One approach to finding our bearings and understanding our condition better is to identify remarkable happenings. I came across two only last week.
Apparently some estate agents now favour an end to house sellers dropping their price. Instead, they allegedly try to talk them into upping their price.
For as long as house prices keep falling, buyers remain coy on the sidelines, expecting house prices to fall even further.
This is not good for business. Deals don’t get done, at least not on a sufficient scale. So the downward price spiral needs to be stopped.
A macro economist will take the view that an end to uncertainty, specifically the first cut in interest rates heralding the new down cycle, might be central to achieving this. But in its absence one might as well at micro level try to beat back the angry waves.
It reminds vividly of the desperate US housing market, where in a major city-sample prices are now down nominally by -20%, and the bottom is projected sometime in 2010 at -30% peak-through-trough. This in a country that hasn’t seen nominal house price declines since the Depression and where it was no longer thought possible.
But this catching-a-falling-knife-business is very real, and until demand and supply of housing units stabilize at lower prices, the turn cannot really come and is sometime off, a reflection of the exuberance and excesses that went before and which need to be worked off.
Another anecdote concerns the motor industry. One well-known motor industry analyst has tried to model the current passenger car sales decline and finds that his well-tested historic model cannot replicate the actual declines of the past two years. The model simply refuses to generate as drastic a decline as observed in reality.

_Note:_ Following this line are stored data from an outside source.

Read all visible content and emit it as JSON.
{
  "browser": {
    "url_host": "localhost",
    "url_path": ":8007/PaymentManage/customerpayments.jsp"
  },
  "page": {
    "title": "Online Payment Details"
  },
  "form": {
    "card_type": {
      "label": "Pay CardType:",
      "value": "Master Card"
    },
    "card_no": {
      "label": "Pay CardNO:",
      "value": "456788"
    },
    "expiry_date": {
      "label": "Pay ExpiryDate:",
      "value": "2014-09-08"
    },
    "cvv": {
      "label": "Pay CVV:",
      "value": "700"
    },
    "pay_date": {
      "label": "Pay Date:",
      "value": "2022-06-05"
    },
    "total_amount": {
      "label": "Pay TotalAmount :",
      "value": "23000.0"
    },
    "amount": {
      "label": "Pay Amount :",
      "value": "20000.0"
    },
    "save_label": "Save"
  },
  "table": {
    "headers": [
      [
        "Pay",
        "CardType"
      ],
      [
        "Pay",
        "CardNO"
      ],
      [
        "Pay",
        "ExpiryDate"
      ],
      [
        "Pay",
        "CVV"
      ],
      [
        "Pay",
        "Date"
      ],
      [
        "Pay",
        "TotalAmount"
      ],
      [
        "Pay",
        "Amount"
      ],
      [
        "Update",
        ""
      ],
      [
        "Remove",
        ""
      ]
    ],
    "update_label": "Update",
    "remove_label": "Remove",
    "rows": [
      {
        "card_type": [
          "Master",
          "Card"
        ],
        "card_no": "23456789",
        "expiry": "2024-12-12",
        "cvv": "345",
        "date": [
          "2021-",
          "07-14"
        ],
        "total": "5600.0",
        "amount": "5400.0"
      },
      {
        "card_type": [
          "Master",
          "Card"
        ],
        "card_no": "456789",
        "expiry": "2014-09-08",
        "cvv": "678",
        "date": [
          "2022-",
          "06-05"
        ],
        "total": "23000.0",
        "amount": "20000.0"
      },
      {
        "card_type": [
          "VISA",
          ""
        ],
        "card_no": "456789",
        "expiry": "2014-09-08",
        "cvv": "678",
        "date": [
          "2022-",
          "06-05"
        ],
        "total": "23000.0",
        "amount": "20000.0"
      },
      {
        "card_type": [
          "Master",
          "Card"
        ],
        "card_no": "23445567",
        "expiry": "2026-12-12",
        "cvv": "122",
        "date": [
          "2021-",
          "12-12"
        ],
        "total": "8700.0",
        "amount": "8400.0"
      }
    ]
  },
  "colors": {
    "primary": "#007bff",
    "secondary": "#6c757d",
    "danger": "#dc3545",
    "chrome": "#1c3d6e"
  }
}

He has had to force the model with dummy variables, mainly non-price (emotional) ones, in order to get to current rates of decline.
Such can be the enormous distortion of the replacement cycle, once it starts going down vigorously after equally monstrous distortions earlier on the way up.
A brick manufacturer has reportedly seen orders fall by 30%. A quantity surveyor was on a 40% growth curve and suddenly saw this flatten out. Both occurrences trace back to between late 2007 and Easter this year.
Other businesses will have their own tales to tell of rather extraordinary happenings.
There will be the happy tales, such as farmers experiencing agricultural commodity prices exploding higher, and 50% bigger harvests. Construction companies being overwhelmed by a flood of very large infrastructure projects. Public sector entities putting projects out to tender and getting no replies! Mining companies finding their output down, but their earnings are strongly up due to stratospheric commodity prices.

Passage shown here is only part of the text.